Henry C. Hitch, His Ranch, and His Family
Published by: University of Oklahoma Press
Imprint: University of Oklahoma Press
316 Pages | 6 x 9 | 68 b&w illus., 3 maps
In the history of the tristate Panhandle region—the three corners of Oklahoma, Texas, and Kansas—the saga of Henry C. Hitch and his ranch is also the story of the social, cultural, and economic fortunes of the region.
Late in the nineteenth century James Kerrick Hitch left his home in Tennessee for the High Plains and fortune. After ten years spent working as a cowboy, he rode in to the Coldwater Creek region of No Man's Land, the fertile subirrigated valley that was to be his Promised Land. It was Henry Charles Hitch, James's son, who was to turn the valley and its uplands into an empire—raising cattle, borrowing money, going broke several times, then flourishing. Henry's genius and hard work paid off, and in time the family owned 30,000 acres of land in three states.
After building their cattle empire, the Hitches moved into farming.
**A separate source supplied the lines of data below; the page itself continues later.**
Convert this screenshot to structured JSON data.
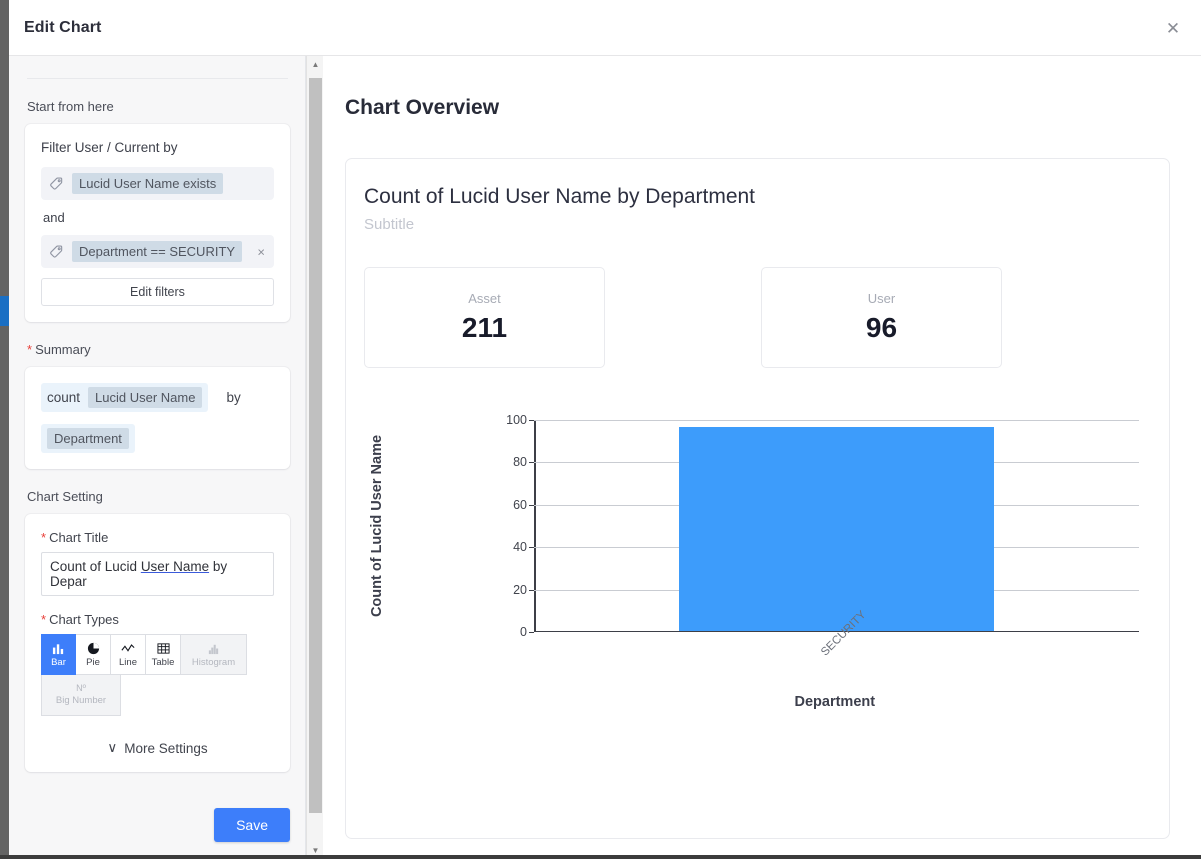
{
  "window": {
    "title": "Edit Chart",
    "close_label": "✕"
  },
  "left_panel": {
    "start_label": "Start from here",
    "filter_card": {
      "title": "Filter User / Current by",
      "conditions": [
        {
          "text": "Lucid User Name exists",
          "removable": false
        },
        {
          "text": "Department == SECURITY",
          "removable": true
        }
      ],
      "conjunction": "and",
      "remove_label": "×",
      "edit_button": "Edit filters"
    },
    "summary": {
      "label": "Summary",
      "required_mark": "*",
      "aggregation": "count",
      "metric": "Lucid User Name",
      "by_word": "by",
      "dimension": "Department"
    },
    "chart_setting": {
      "label": "Chart Setting",
      "chart_title_label": "Chart Title",
      "chart_title_required": "*",
      "chart_title_value_prefix": "Count of Lucid ",
      "chart_title_value_underlined": "User Name",
      "chart_title_value_suffix": " by Depar",
      "chart_types_label": "Chart Types",
      "chart_types_required": "*",
      "types": [
        {
          "id": "bar",
          "label": "Bar",
          "icon": "bar-chart-icon",
          "selected": true,
          "disabled": false
        },
        {
          "id": "pie",
          "label": "Pie",
          "icon": "pie-chart-icon",
          "selected": false,
          "disabled": false
        },
        {
          "id": "line",
          "label": "Line",
          "icon": "line-chart-icon",
          "selected": false,
          "disabled": false
        },
        {
          "id": "table",
          "label": "Table",
          "icon": "table-icon",
          "selected": false,
          "disabled": false
        },
        {
          "id": "histogram",
          "label": "Histogram",
          "icon": "histogram-icon",
          "selected": false,
          "disabled": true
        }
      ],
      "big_number": {
        "label": "Big Number",
        "icon_text": "Nº",
        "disabled": true
      },
      "more_settings": "More Settings",
      "more_settings_chevron": "∨"
    },
    "save_button": "Save"
  },
  "right_panel": {
    "overview_title": "Chart Overview",
    "card": {
      "title": "Count of Lucid User Name by Department",
      "subtitle": "Subtitle",
      "stats": [
        {
          "label": "Asset",
          "value": "211"
        },
        {
          "label": "User",
          "value": "96"
        }
      ]
    }
  },
  "colors": {
    "accent": "#3d7efa",
    "bar": "#3d9cfb",
    "required": "#e8403a",
    "chip": "#cfdbe6"
  },
  "chart_data": {
    "type": "bar",
    "title": "Count of Lucid User Name by Department",
    "subtitle": "Subtitle",
    "categories": [
      "SECURITY"
    ],
    "values": [
      96
    ],
    "xlabel": "Department",
    "ylabel": "Count of Lucid User Name",
    "ylim": [
      0,
      100
    ],
    "yticks": [
      0,
      20,
      40,
      60,
      80,
      100
    ],
    "grid": true,
    "legend": "none",
    "bar_color": "#3d9cfb",
    "xtick_rotation": -45
  }
}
By 1930 they had become the largest wheat producer in Oklahoma. After World War II they drilled irrigation wells and by the 1950s they had one of the first large feedlots in the region. Always willing to adopt new technology, the Henry C. Hitch Ranch became an agribusiness empire.
This book is economic history—and more: it is also the absorbing story of a pioneer family. Today, Hitch Enterprises is owned and operated by the Hitch Family of Guymon, Oklahoma—the fifth generation of a family that made indelible tracks across the Panhandle.